Judge refuses to jail ex-lawmaker Espada
A federal judge on Friday refused to jail former State Senate power broker Pedro Espada for allegedly siphoning more money from the nonprofit Soundview health center he was convicted of looting in May, saying he wasn't convinced the behavior violated court orders.
"I agree with you this thing has an odor to it," Brooklyn U.S. District Judge Frederic Block told prosecutors frustrated by Espada's quick grab of chunks of cash from Soundview's $600,000 sale of its assets to another nonprofit. "I agree with you. But I have to apply the law."
Although Block ordered both sides to file more arguments by next Friday and took steps to move up Espada's sentencing, the ex-senator from the Bronx left court beaming and flashing a "V" sign to reporters.
Espada, 58, was convicted of stealing nearly $500,000 from Soundview, the Bronx health network he controlled, by charging personal expenses and diverting money. He faces up to 40 years in prison, but has not yet been sentenced pending a retrial of charges the jury could not resolve, and a separate tax trial in Manhattan.
After his conviction, Block ordered him to not participate in Soundview's affairs.
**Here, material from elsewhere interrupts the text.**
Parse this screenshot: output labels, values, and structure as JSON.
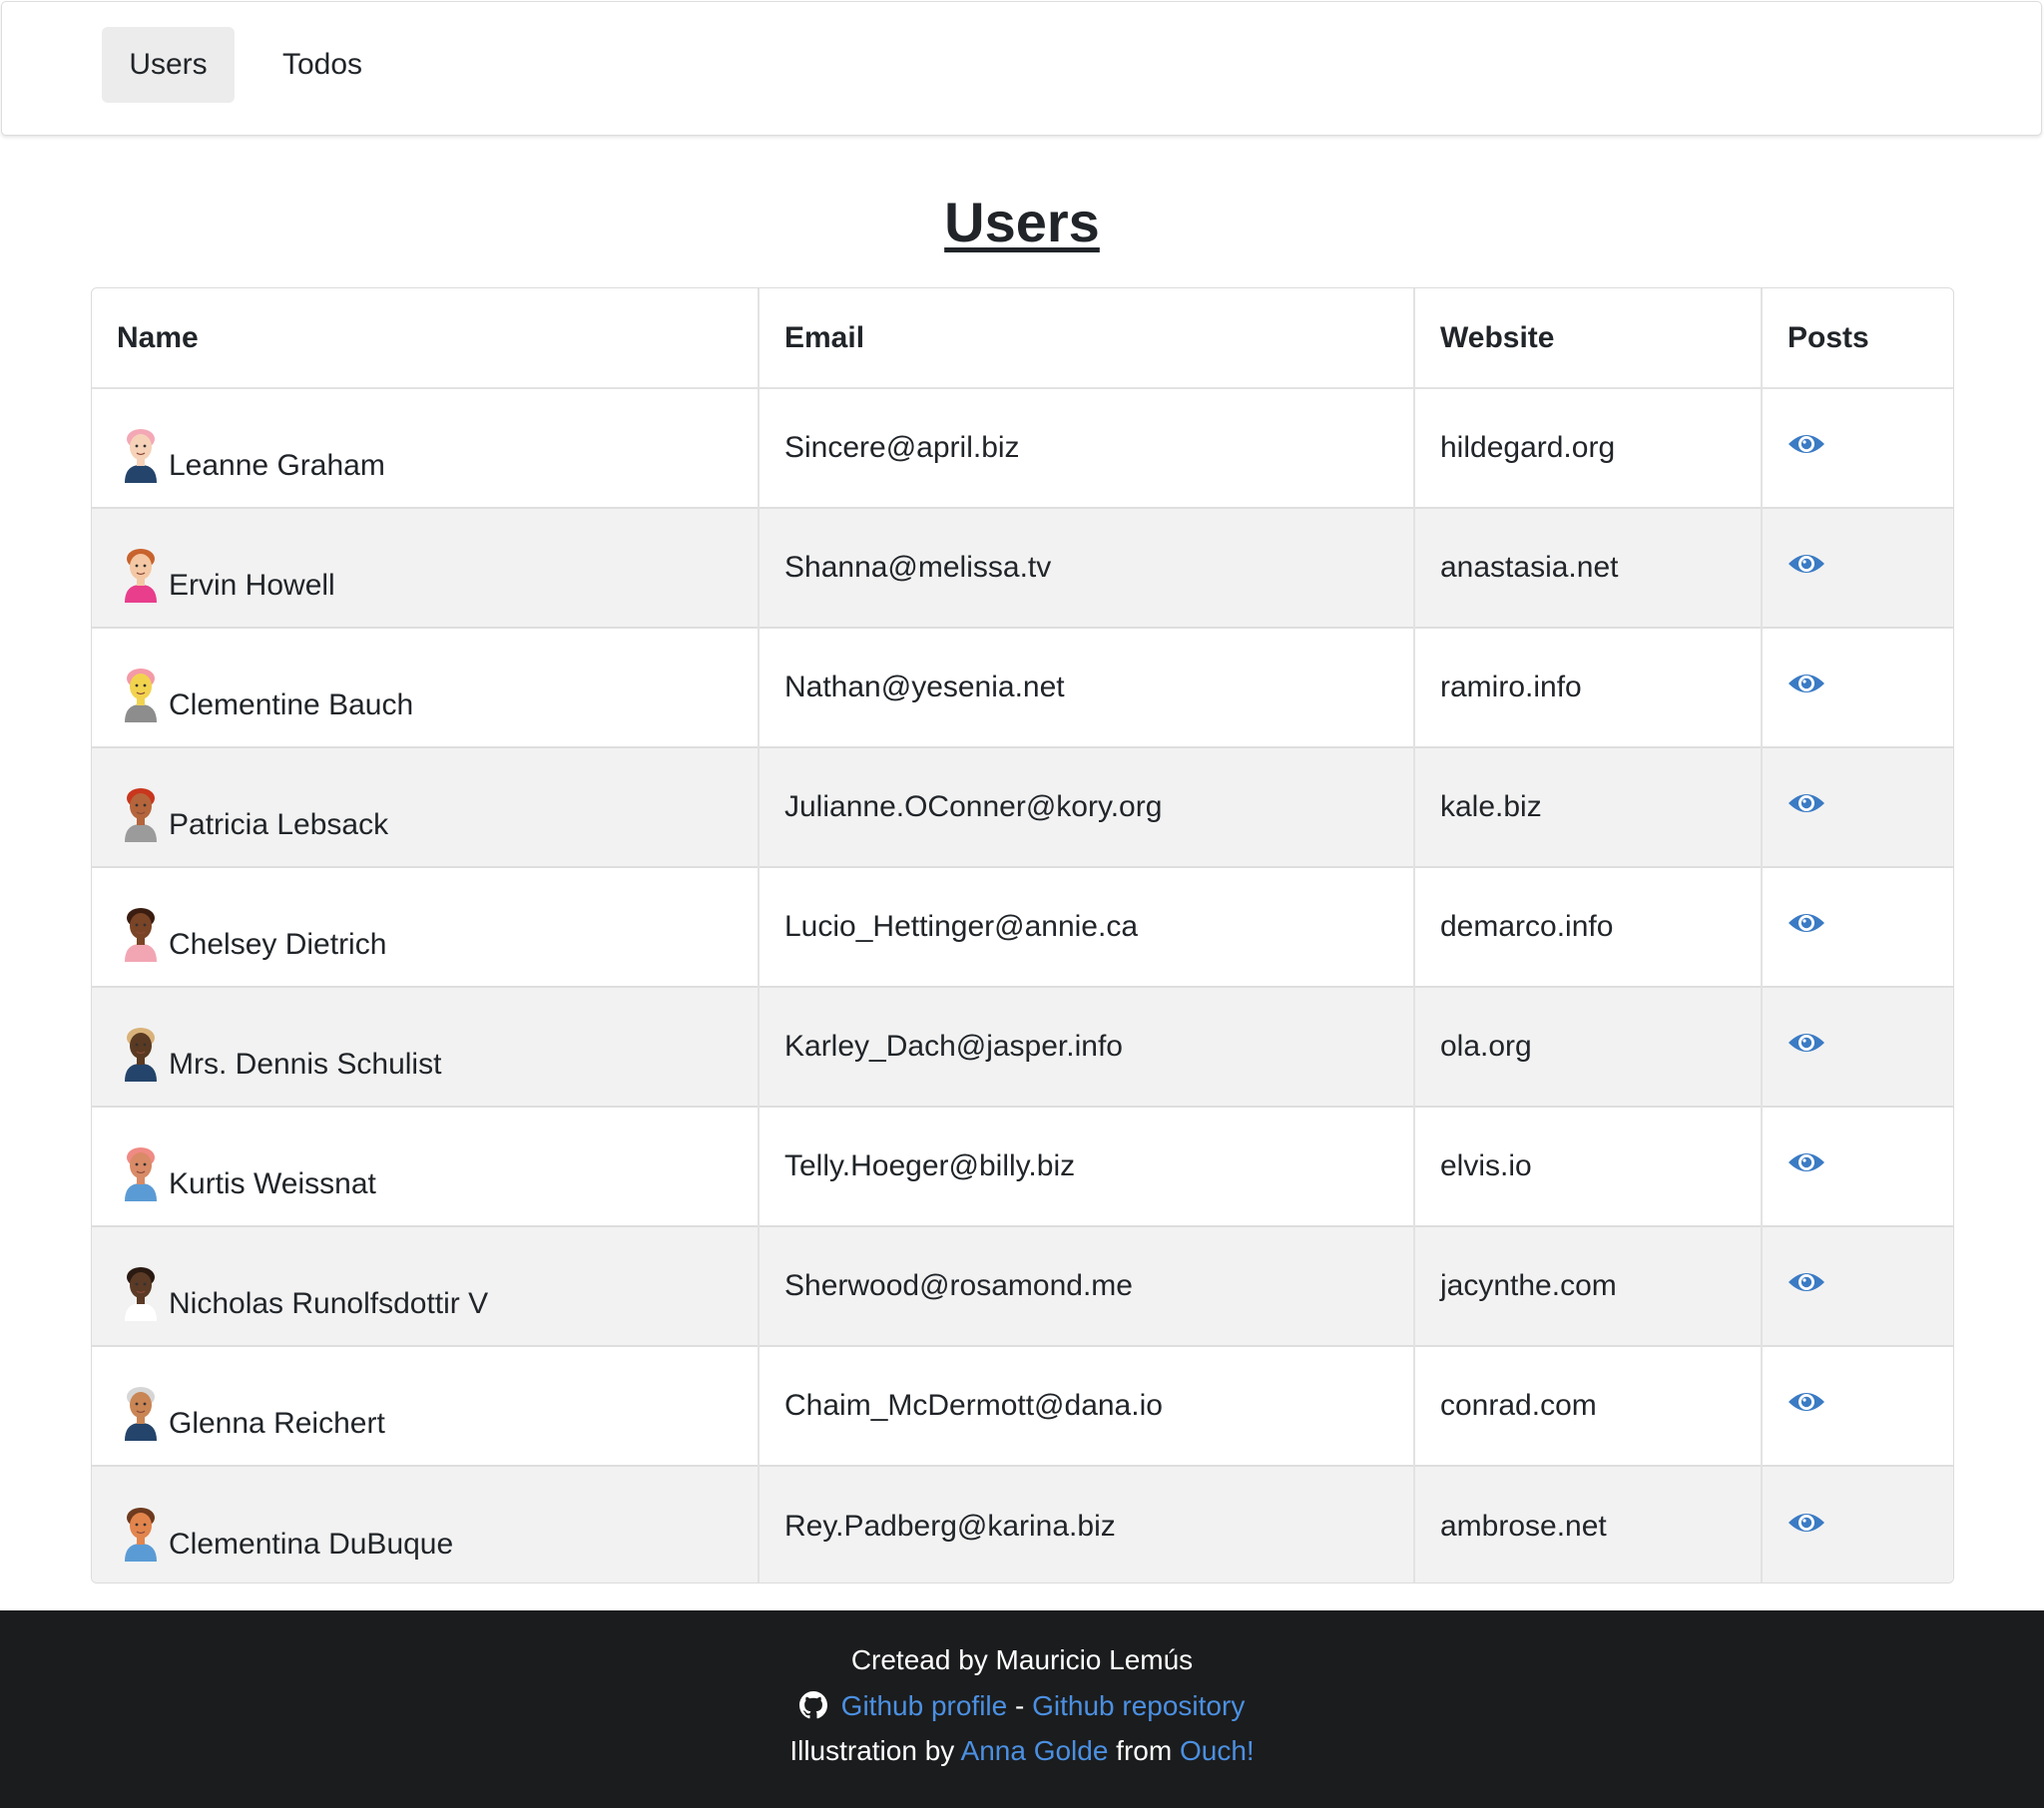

Prosecutors this week revealed that his son Alejandro, who took over, distributed more than $350,000 to Espada, his family, companies they control, and his lawyer.
They said the payments, some of which were quickly converted to cash and withdrawn, showed that Espada was still pulling the strings at Soundview. "Have you ever seen a victim pay the thief?" said prosecutor Carolyn Pokorny as she asked Block to jail the ex-senator for violating the order.
But the judge said his order wasn't very precise about what Espada could and couldn't do, faulted prosecutors for not insisting on a more precise order, and said he wasn't convinced it was violated. "It doesn't necessarily follow that where there's smoke there's fire," he said.
Block said he will hold another hearing after both sides file papers, and give prosecutors a chance to call witnesses. The judge also ordered probation officials to begin preparing a pre-sentence report on Espada.